The universal service obligation, launched by the Government in March, which I welcome, allows rural households to demand connectivity from BT, but some of that connectivity might have a very high price indeed, with reports of 60,000 households being charged up to £100,000 each in order to gain the access being provided. Will the Minister give us some reassurance that the access that the USO ensures will be affordable, and will she give an indication of the extent to which the USO has been effective in extending access in the first six months or so of its operation? I commend the work of the Broadband Stakeholder Group, which has set out a range of ideas for steps that the Government can take to increase access in the hardest-to-reach areas, and I hope Ministers will take those ideas forward.

The price to users is a major issue. Households with the lowest incomes spend nearly four times more as a proportion of their disposable income on fixed broadband than the average. Ofcom reports that at least 100,000 households, and possibly many more, are unlikely to gain internet access in the next year because of the price they would have to pay to get it. Ofcom research also found that 4% of families with school-age children relied solely on mobile devices during the pandemic.

I welcome the efforts of telcos and others with innovative partnerships and new social tariffs. TalkTalk’s partnership with the Department for Work and Pensions provides eligible jobseekers with an uncapped broadband service for six months to help them search for jobs, with the DWP paying the fixed cost of the connection and TalkTalk offering the service on a not-for-profit basis. I welcome that imaginative approach and the partnership that has been established.

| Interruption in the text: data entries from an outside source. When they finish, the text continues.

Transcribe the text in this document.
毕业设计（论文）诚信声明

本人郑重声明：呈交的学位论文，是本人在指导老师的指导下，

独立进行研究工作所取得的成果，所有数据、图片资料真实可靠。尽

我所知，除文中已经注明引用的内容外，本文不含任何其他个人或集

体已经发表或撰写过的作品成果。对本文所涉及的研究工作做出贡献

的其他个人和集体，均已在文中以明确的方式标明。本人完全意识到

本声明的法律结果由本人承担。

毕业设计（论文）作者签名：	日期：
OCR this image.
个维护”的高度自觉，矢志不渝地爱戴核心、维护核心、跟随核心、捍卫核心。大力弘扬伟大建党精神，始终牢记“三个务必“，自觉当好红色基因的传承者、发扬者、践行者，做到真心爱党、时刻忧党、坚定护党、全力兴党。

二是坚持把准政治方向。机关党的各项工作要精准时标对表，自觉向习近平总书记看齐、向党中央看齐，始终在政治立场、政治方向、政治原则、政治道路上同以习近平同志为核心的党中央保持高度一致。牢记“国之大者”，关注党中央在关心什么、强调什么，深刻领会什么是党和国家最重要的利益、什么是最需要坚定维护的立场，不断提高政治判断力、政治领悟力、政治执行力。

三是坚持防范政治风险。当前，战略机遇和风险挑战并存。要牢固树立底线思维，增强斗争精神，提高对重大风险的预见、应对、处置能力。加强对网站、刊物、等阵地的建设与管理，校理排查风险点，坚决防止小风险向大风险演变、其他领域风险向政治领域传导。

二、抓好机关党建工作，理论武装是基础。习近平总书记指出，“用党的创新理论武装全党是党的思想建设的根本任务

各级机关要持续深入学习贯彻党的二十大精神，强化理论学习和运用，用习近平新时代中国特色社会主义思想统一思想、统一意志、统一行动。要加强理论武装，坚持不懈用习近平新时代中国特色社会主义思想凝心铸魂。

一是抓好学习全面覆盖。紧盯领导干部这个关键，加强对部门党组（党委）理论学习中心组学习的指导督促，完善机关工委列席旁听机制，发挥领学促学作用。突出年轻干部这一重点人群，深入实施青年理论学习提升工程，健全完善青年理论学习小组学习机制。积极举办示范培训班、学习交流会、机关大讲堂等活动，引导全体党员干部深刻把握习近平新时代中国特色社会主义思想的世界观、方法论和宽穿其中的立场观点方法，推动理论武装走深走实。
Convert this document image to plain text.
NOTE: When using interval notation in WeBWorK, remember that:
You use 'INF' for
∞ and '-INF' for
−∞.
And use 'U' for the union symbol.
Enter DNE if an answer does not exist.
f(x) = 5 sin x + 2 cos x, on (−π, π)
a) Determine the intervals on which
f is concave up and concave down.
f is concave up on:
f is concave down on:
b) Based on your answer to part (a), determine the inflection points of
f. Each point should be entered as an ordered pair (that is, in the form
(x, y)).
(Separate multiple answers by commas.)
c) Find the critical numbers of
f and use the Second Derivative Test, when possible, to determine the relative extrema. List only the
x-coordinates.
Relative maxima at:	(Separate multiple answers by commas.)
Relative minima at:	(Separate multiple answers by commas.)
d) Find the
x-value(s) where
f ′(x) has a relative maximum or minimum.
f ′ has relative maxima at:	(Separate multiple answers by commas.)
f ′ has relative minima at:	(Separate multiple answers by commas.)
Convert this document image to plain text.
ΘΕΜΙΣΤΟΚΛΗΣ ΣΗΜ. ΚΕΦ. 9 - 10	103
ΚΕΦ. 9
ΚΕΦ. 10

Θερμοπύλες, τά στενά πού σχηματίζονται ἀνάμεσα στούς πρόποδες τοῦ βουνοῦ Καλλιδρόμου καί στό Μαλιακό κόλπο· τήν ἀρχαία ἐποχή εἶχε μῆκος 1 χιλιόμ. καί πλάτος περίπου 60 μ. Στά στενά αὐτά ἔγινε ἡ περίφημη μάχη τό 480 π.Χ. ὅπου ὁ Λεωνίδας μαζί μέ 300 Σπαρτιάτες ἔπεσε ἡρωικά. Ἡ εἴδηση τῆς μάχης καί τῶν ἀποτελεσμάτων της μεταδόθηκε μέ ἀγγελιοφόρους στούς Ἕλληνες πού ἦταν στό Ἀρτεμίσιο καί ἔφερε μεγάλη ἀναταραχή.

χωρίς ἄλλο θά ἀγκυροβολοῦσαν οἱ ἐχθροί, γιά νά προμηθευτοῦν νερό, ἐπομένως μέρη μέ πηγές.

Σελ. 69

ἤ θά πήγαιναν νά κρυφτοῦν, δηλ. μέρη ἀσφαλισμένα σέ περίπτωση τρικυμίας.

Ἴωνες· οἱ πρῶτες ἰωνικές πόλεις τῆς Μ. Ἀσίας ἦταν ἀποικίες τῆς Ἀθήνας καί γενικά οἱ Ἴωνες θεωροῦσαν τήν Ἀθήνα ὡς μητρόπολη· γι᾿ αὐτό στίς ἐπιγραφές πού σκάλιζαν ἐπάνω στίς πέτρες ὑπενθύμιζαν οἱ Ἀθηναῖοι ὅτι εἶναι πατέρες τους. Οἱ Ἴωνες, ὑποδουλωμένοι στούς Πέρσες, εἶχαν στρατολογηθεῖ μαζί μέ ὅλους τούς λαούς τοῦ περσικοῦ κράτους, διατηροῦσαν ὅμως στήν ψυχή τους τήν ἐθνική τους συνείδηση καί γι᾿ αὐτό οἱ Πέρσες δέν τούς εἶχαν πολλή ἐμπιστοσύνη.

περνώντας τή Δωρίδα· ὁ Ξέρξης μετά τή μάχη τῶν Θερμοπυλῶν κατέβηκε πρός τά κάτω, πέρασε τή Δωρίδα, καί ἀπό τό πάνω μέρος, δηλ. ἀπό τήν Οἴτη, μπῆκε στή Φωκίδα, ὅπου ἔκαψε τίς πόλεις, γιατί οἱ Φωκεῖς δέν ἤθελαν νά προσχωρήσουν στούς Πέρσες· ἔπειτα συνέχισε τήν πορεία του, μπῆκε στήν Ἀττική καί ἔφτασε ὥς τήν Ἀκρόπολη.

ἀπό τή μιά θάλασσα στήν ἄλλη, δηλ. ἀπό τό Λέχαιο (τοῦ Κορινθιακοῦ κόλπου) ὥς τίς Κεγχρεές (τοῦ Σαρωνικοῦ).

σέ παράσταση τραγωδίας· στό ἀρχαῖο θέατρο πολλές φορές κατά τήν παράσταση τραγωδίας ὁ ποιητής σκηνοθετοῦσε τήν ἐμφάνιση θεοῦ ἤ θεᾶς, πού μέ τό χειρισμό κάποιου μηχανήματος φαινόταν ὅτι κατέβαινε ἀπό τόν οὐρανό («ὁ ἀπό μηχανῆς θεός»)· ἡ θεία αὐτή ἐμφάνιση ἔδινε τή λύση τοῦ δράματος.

Vodafone has a buy one, give one scheme in partnership with the Trussell Trust, which I also welcome. BT, Community Fibre, Hyperoptic, KCOM, Virgin Media and VOXI each offer at least one targeted tariff with unlimited internet access, priced with varying degrees of affordability. Some are priced at £10 per month, which is very good, and some at rather more than that. Is the Minister keeping under consideration the possibility of imposing a requirement for social tariffs on all providers?

There is clearly a great deal more to be done on this front. After the pandemic, there can be little dispute about the central place of digital inclusion in any programme for levelling up. The pandemic has rapidly accelerated take-up, but it has also deepened the disadvantage experienced by those who do not yet have digital access. I hope that the Minister will be able to reassure the House that the Government recognise the crucial importance of this issue and that she will prioritise making progress on it in the spending review period ahead.